Being a little geeky I started building a WordPress plug-in to display some of the info from these apps on this website. The plug-in tapped into the Solax API to retrieve the data from their server. This was delivered as JSON output which I then inserted into a MySQL database allowing me to present the data as a series of tables and charts within a WordPress web page.
Unfortunately the data that the Solax API returns isn’t quite what I wanted. The Live Power data from solar panels that the API reports is correct and interesting to look at. However, the fact that it only updates once every 5 minutes does make it a little less interesting than it could be. It’s not the end of the world and does reduce the load on the server at that update rate I guess.
The daily, monthly and total yield data isn’t quite what I wanted though. I had hoped it would be, but rather than reporting the daily, monthly and total yield from the solar panels it actually reports the daily, monthly and total ‘yield’ from the inverter. In other words, the current transformer measuring this ‘yield’ is downstream of the inverter rather than being downstream of the panels.

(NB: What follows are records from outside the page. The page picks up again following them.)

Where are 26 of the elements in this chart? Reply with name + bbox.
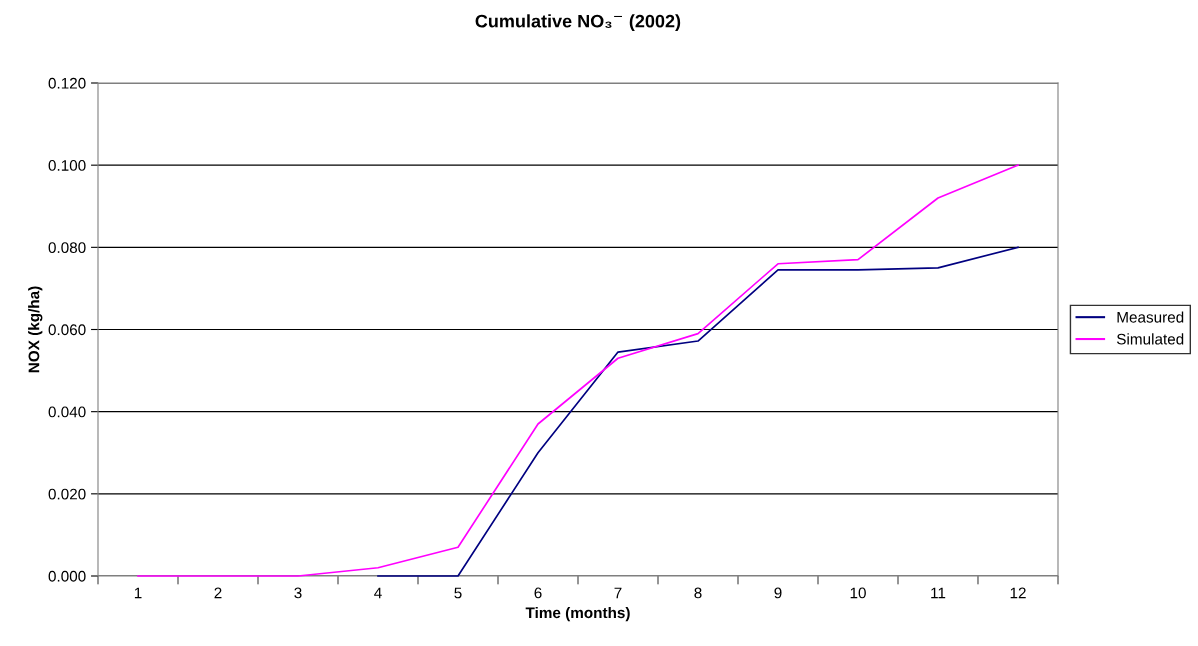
x-tick-label: 8: [694, 587, 702, 599]
y-tick-label: 0.060: [48, 324, 86, 336]
y-tick-label: 0.000: [48, 570, 86, 582]
x-tick-label: 3: [294, 587, 302, 599]
y-tick-label: 0.100: [48, 160, 86, 171]
y-tick-label: 0.040: [48, 406, 86, 418]
y-axis-title: NOX (kg/ha): [28, 286, 43, 373]
line-series: [377, 246, 1019, 577]
chart-title: Cumulative NO₃$^{−}$ (2002): [475, 14, 681, 32]
x-tick-label: 5: [454, 587, 462, 599]
x-tick-label: 4: [374, 587, 382, 599]
x-tick-label: 10: [850, 587, 866, 599]
x-tick-label: 9: [774, 587, 782, 599]
line-series: [137, 164, 1019, 577]
y-tick-label: 0.080: [48, 242, 86, 254]
x-tick-label: 7: [614, 587, 622, 599]
x-tick-label: 1: [134, 587, 142, 599]
x-tick-label: 6: [534, 587, 542, 599]
x-tick-label: 11: [931, 587, 946, 599]
legend-label: Simulated: [1116, 333, 1184, 345]
x-tick-label: 2: [214, 587, 222, 599]
x-tick-label: 12: [1010, 587, 1026, 599]
y-tick-label: 0.020: [48, 488, 86, 500]
y-tick-label: 0.120: [48, 77, 86, 89]
legend-label: Measured: [1117, 311, 1184, 323]
x-axis-title: Time (months): [525, 606, 630, 622]
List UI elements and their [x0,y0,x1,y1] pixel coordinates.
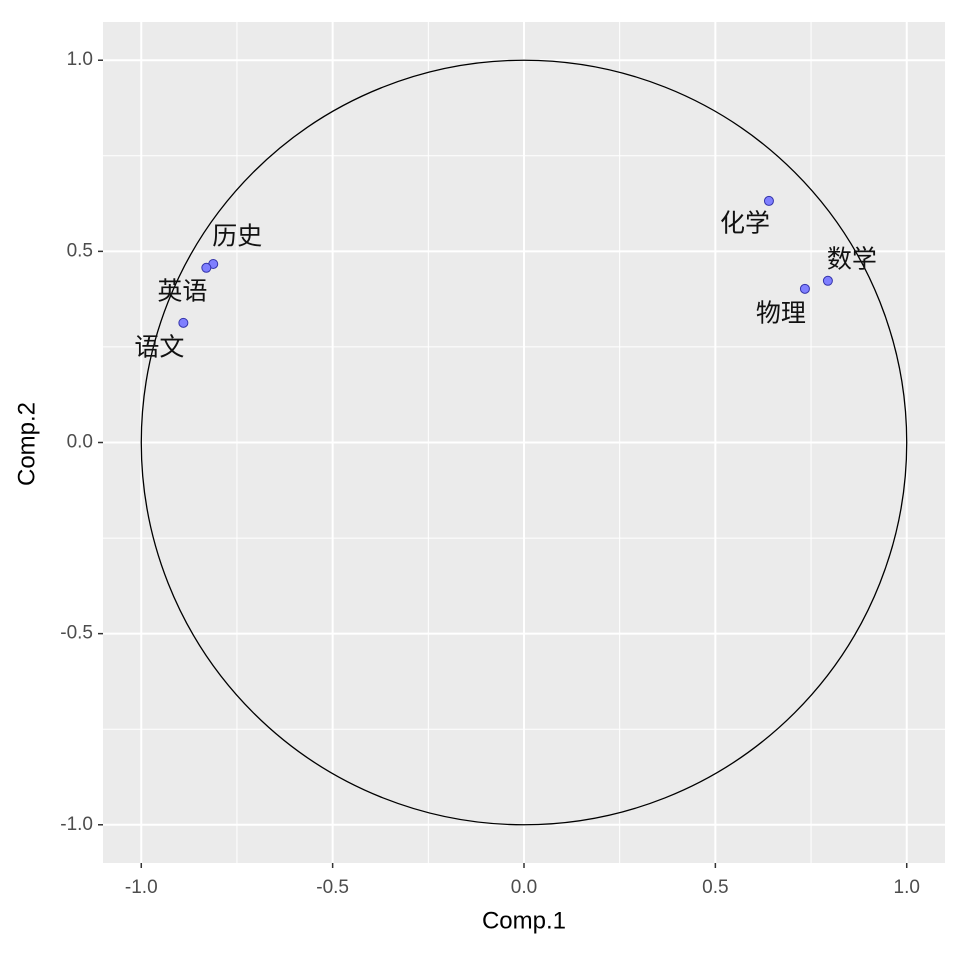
y-tick-label: 0.5 [67,240,93,261]
point [201,262,212,273]
y-tick-label: -0.5 [60,623,93,644]
y-tick-label: 1.0 [67,49,93,70]
y-tick-label: -1.0 [60,814,93,835]
point-label: 物理 [756,298,806,327]
point-label: 语文 [134,332,184,361]
point [178,317,189,328]
x-tick-label: 1.0 [894,877,920,898]
y-tick-label: 0.0 [67,432,93,453]
point-label: 历史 [212,221,262,250]
x-tick-label: -1.0 [125,877,158,898]
x-tick-label: 0.0 [511,877,537,898]
x-axis-title: Comp.1 [482,907,566,934]
point-label: 数学 [827,244,877,273]
point-label: 化学 [720,208,770,237]
x-tick-label: 0.5 [702,877,728,898]
y-axis-title: Comp.2 [13,402,40,486]
point [763,195,774,206]
point [822,275,833,286]
point-label: 英语 [157,276,207,305]
x-tick-label: -0.5 [316,877,349,898]
reference-circle [140,59,908,826]
point [799,283,810,294]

If we didn’t have a battery this would be fine and as it would be the equivalent of the yield from the battery minus any parasitic load from the inverter. However, with a battery attached to the inverter as well, the ‘yield’ that the Solax API reports includes all of the power flowing through it from both the solar panels and the battery. This means that if we force charge the battery overnight from the grid, when that is discharged again it is counted as ‘yield’. Not really what I wanted as it doesn’t tell me how much energy the solar panels have produced.
So far I haven’t found a way around this. I could probably solve it with the addition of some CT clips but I’m not sure how I’d get those integrated with the Solax API The other option would be to add CT clips to the MyEnergi system that the car charger uses and tap into their API instead. But that would require the purchase of a wireless hub for the CT clips and starting all over again with a new API. I think I’ll leave it for now!
Building a WordPress plug-in was just a bit of fun really so if it doesn’t do what I want it to it doesn’t matter. What does matter is that:
- The solar panels are producing clean, free energy- which they are.
- The energy from the solar panels is being used to power the house, charge the car and charge the battery – which it is.
- Free solar energy and cheap-rate grid energy is keeping the battery topped up – which it is
- Energy in the battery is being used by the house when needed – which it is
- We’re maximising our time on cheap-rate electricity and minimising draw from the grid during peak-rate times – which we are
We also want to minimise any export to the grid if possible as we can’t get paid for anything we export. The (FiT) Feed in Tariff for such things no longer exists and we can’t make use of the SEG (Smart Export Guarantee) as we don’t (and apparently can’t) have a smart meter. This means that anything we export to the grid is given back to the power companies for free – we don’t want to do too much of that if we can help it! It will be difficult to avoid this in the summer but we do have the Electric Car so that can be used as a second, much larger battery into which we can feed any surplus before it goes to the grid.